What is the population in this analysis? What is the sample?
Is it reasonable to treat the sample in this analysis as representative of the population? Briefly explain why or why not.

Exercise 9

Construct a 90% bootstrap confidence interval for the slope. Use set.seed(2026) and 1000 iterations. Show all relevant code and output used to produce the interval.

Write the 90% confidence interval using 3 digits.

Exercise 10

Interpret the interval from the previous exercise in the context of the data.
You want to use the confidence interval to evaluate the claim that there is no linear relationship between median income and cost of preschool. In other words, you want to evaluate the claim that $\beta_1 = 0$ in the model written in Exercise 4.

Does the confidence interval from the previous exercise support this claim? Briefly explain why or why not.

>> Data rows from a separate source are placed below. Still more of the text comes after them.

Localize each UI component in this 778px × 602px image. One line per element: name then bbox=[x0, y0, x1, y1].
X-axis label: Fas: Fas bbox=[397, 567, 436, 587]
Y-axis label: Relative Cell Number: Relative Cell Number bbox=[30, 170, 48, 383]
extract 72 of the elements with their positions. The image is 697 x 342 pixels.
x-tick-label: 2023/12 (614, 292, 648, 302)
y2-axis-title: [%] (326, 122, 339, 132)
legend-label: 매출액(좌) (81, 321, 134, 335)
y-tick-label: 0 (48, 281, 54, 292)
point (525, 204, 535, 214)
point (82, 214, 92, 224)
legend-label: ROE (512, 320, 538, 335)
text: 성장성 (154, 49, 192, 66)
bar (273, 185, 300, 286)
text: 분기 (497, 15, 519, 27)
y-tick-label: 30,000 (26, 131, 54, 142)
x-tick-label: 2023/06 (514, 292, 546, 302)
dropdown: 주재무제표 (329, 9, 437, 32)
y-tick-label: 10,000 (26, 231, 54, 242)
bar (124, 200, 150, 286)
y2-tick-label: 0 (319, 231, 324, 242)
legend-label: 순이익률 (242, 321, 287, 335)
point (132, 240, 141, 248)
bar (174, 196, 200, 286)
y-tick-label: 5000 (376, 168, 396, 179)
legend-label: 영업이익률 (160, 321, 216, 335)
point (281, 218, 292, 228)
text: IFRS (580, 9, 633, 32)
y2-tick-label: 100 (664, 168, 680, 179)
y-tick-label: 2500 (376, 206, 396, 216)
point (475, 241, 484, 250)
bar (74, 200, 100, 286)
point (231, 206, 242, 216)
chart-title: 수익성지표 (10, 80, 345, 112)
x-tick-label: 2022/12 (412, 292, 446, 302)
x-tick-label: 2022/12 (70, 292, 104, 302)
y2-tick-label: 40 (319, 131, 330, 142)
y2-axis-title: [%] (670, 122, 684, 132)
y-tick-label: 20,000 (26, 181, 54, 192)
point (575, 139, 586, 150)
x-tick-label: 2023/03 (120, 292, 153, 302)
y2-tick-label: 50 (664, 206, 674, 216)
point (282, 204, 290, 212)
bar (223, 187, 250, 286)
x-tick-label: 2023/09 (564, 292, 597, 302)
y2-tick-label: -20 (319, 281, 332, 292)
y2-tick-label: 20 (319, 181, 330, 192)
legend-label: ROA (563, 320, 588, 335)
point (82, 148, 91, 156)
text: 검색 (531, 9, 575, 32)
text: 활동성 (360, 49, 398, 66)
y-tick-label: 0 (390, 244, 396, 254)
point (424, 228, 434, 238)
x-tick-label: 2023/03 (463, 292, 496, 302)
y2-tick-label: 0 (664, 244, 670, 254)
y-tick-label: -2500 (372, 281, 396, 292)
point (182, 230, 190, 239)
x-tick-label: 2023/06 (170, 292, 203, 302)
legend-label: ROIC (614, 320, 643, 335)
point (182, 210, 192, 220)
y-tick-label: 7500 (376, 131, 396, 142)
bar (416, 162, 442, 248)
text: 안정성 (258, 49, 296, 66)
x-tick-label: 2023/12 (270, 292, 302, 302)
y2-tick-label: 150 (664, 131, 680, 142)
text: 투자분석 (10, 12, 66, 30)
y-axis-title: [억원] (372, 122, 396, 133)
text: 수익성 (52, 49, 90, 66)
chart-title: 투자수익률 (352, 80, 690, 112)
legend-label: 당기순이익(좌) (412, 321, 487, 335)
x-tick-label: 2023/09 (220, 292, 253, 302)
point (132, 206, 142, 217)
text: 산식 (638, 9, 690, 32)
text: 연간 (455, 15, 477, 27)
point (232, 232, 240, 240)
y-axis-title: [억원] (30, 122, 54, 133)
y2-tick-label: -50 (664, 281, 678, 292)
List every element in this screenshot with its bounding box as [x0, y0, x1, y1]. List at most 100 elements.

Now is a good time to render your document again if you haven’t done so recently, commit (with an informative commit message), and push all updates.

AI Disclosure

Did you use an LLM / Generative AI tool to complete this assignment? If not, copy and paste the first option in your Quarto document. Otherwise, copy and paste all statements that describe how you used it. The purpose of the disclosure is for you to reflect on how you’re using AI in this course. It also helps learn how students are most effectively using AI.

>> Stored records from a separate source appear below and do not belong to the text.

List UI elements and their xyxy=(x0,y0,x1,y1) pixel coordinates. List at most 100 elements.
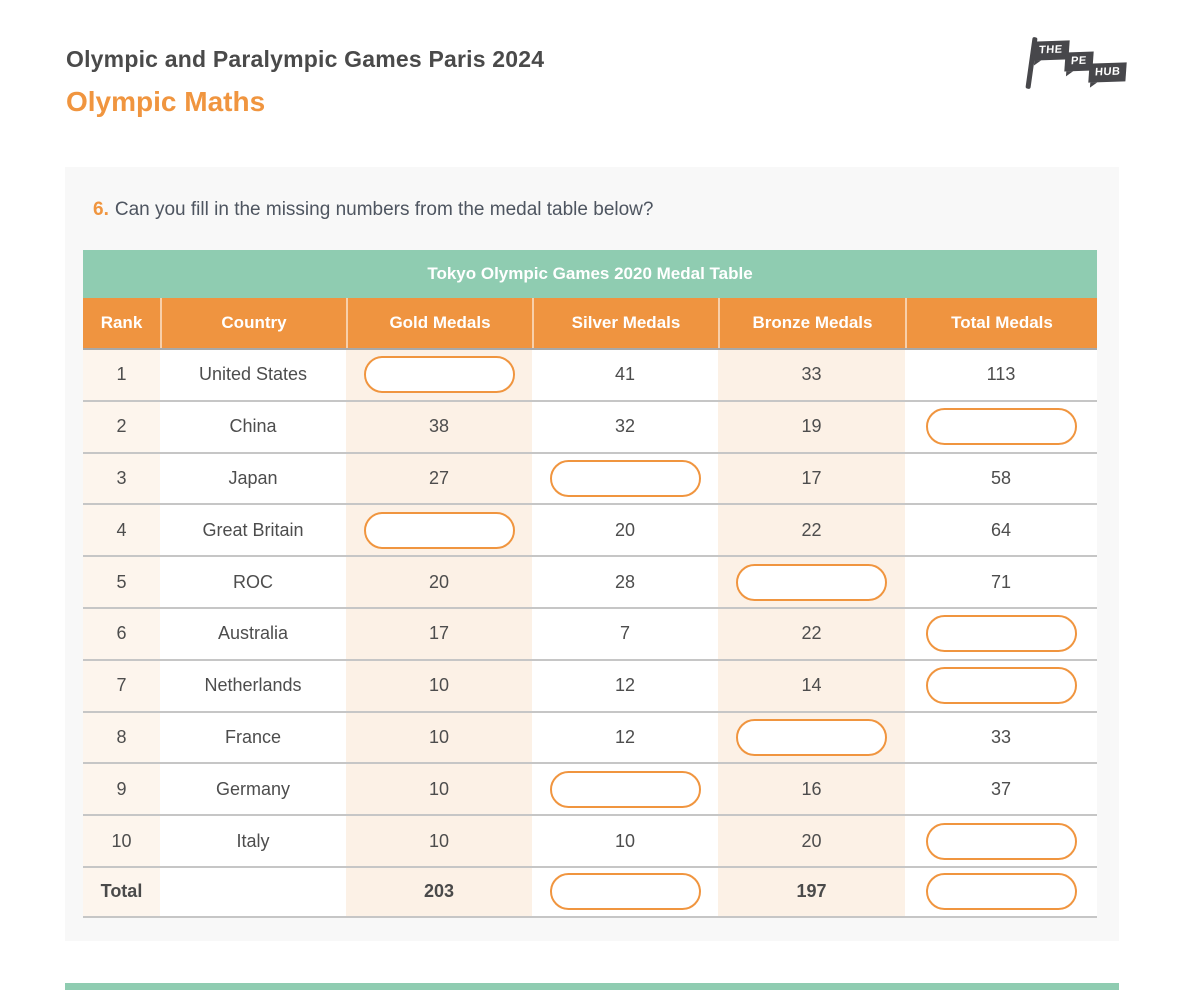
country-cell xyxy=(160,867,346,916)
table-row: 1 United States 41 33 113 xyxy=(83,348,1097,400)
answer-box[interactable] xyxy=(363,356,515,394)
answer-box[interactable] xyxy=(925,615,1077,653)
bronze-cell: 22 xyxy=(718,608,905,659)
country-cell: Great Britain xyxy=(160,505,346,556)
total-cell xyxy=(905,816,1097,866)
gold-cell xyxy=(346,505,532,556)
answer-box[interactable] xyxy=(549,873,701,911)
answer-box[interactable] xyxy=(925,408,1077,446)
answer-box[interactable] xyxy=(549,770,701,808)
silver-cell xyxy=(532,867,718,916)
country-cell: Germany xyxy=(160,764,346,815)
gold-cell: 10 xyxy=(346,660,532,711)
table-row: 5 ROC 20 28 71 xyxy=(83,555,1097,607)
rank-cell: 9 xyxy=(83,764,160,815)
column-header-silver-medals: Silver Medals xyxy=(532,298,718,348)
silver-cell: 12 xyxy=(532,712,718,763)
gold-cell: 20 xyxy=(346,557,532,607)
total-cell xyxy=(905,867,1097,916)
total-cell: 33 xyxy=(905,712,1097,763)
answer-box[interactable] xyxy=(736,718,887,756)
rank-cell: 6 xyxy=(83,608,160,659)
silver-cell: 20 xyxy=(532,505,718,556)
column-header-rank: Rank xyxy=(100,313,143,332)
gold-cell: 10 xyxy=(346,712,532,763)
total-cell: 37 xyxy=(905,764,1097,815)
total-cell xyxy=(905,660,1097,711)
gold-cell: 10 xyxy=(346,764,532,815)
table-row: 6 Australia 17 7 22 xyxy=(83,606,1097,659)
table-row: 8 France 10 12 33 xyxy=(83,710,1097,763)
footer-accent-bar xyxy=(65,983,1119,990)
logo-block-hub: HUB xyxy=(1088,62,1128,83)
total-cell: 113 xyxy=(905,350,1097,400)
rank-cell: 2 xyxy=(83,401,160,452)
answer-box[interactable] xyxy=(925,667,1077,705)
silver-cell xyxy=(532,453,718,504)
bronze-cell: 16 xyxy=(718,764,905,815)
silver-cell: 41 xyxy=(532,350,718,400)
total-cell xyxy=(905,608,1097,659)
gold-cell: 203 xyxy=(346,867,532,916)
rank-cell: Total xyxy=(83,867,160,916)
column-header-gold-medals: Gold Medals xyxy=(346,298,532,348)
country-cell: United States xyxy=(160,350,346,400)
silver-cell: 32 xyxy=(532,401,718,452)
country-cell: China xyxy=(160,401,346,452)
rank-cell: 8 xyxy=(83,712,160,763)
silver-cell: 7 xyxy=(532,608,718,659)
bronze-cell: 19 xyxy=(718,401,905,452)
pe-hub-logo-icon: THE PE HUB xyxy=(1020,34,1128,92)
answer-box[interactable] xyxy=(363,511,515,549)
answer-box[interactable] xyxy=(736,563,887,601)
bronze-cell: 14 xyxy=(718,660,905,711)
silver-cell: 28 xyxy=(532,557,718,607)
country-cell: Australia xyxy=(160,608,346,659)
bronze-cell: 17 xyxy=(718,453,905,504)
bronze-cell xyxy=(718,557,905,607)
silver-cell: 12 xyxy=(532,660,718,711)
table-title: Tokyo Olympic Games 2020 Medal Table xyxy=(83,250,1097,298)
bronze-cell: 33 xyxy=(718,350,905,400)
country-cell: France xyxy=(160,712,346,763)
rank-cell: 10 xyxy=(83,816,160,866)
bronze-cell: 197 xyxy=(718,867,905,916)
table-row: 10 Italy 10 10 20 xyxy=(83,814,1097,866)
bronze-cell: 20 xyxy=(718,816,905,866)
answer-box[interactable] xyxy=(549,459,701,497)
column-header-country: Country xyxy=(160,298,346,348)
gold-cell: 38 xyxy=(346,401,532,452)
question: 6. Can you fill in the missing numbers fr… xyxy=(93,199,653,221)
total-cell: 64 xyxy=(905,505,1097,556)
column-header-total-medals: Total Medals xyxy=(905,298,1097,348)
rank-cell: 5 xyxy=(83,557,160,607)
answer-box[interactable] xyxy=(925,822,1077,860)
country-cell: ROC xyxy=(160,557,346,607)
total-row: Total 203 197 xyxy=(83,865,1097,918)
question-text: Can you fill in the missing numbers from… xyxy=(114,199,654,220)
medal-table: Tokyo Olympic Games 2020 Medal Table Ran… xyxy=(83,250,1097,918)
rank-cell: 1 xyxy=(83,350,160,400)
page-title: Olympic and Paralympic Games Paris 2024 xyxy=(66,46,545,72)
question-number: 6. xyxy=(93,199,109,220)
table-row: 7 Netherlands 10 12 14 xyxy=(83,658,1097,711)
rank-cell: 7 xyxy=(83,660,160,711)
table-row: 9 Germany 10 16 37 xyxy=(83,762,1097,815)
page-subtitle: Olympic Maths xyxy=(66,86,266,117)
rank-cell: 3 xyxy=(83,453,160,504)
column-header-bronze-medals: Bronze Medals xyxy=(718,298,905,348)
bronze-cell xyxy=(718,712,905,763)
table-row: 4 Great Britain 20 22 64 xyxy=(83,503,1097,556)
table-header-row: Rank Country Gold Medals Silver Medals Bronz… xyxy=(83,298,1097,348)
gold-cell: 27 xyxy=(346,453,532,504)
country-cell: Italy xyxy=(160,816,346,866)
country-cell: Netherlands xyxy=(160,660,346,711)
total-cell: 58 xyxy=(905,453,1097,504)
total-cell xyxy=(905,401,1097,452)
table-row: 3 Japan 27 17 58 xyxy=(83,451,1097,504)
answer-box[interactable] xyxy=(925,873,1077,911)
total-cell: 71 xyxy=(905,557,1097,607)
country-cell: Japan xyxy=(160,453,346,504)
rank-cell: 4 xyxy=(83,505,160,556)
table-body: 1 United States 41 33 113 2 China 38 32 19 3 Japan 2… xyxy=(83,348,1097,918)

I didn’t an LLM / Generative AI tool.
I asked it to clarify one or more exercises.
I asked it clarifying questions to better understand a concept.
I asked it to help write code to complete an exercise.
I gave it my code and asked it to help me fix it.
I asked it about an error or why code would do something I didn’t want.
I pasted the exercise prompt in AI and asked for help, but I wrote my answer myself.
I pasted the exercise prompt in AI and copied and pasted at least some of the answer into my Quarto document.
Other:______

Submission

Warning

Before you wrap up the assignment, make sure all documents are updated on your GitHub repo. We will be checking these to make sure you have been practicing how to commit and push changes.

Remember – you must turn in a PDF file to the Gradescope page before the submission deadline for full credit.

To submit your assignment:

Access Gradescope through the STA 210 Canvas site.
Click on the assignment, and you’ll be prompted to submit it.
Mark the pages associated with each exercise. All of the pages of your lab should be associated with at least one question (i.e., should be “checked”).
Select the first page of your .PDF submission to be associated with the “Workflow & formatting” section.

Grading (50 points)

Component	Points
Ex 1	5
Ex 2	4
Ex 3	5
Ex 4	4
Ex 5	5
Ex 6	5
Ex 7	4
Ex 8	4
Ex 9	6
Ex 10	4
Completing AI Disclosure	1
Workflow & formatting	3

The “Workflow & formatting” grade is to assess the reproducible workflow and document format for the applied exercises. This includes having at least 3 informative commit messages, a neatly organized document with readable code and your name and the date updated in the YAML.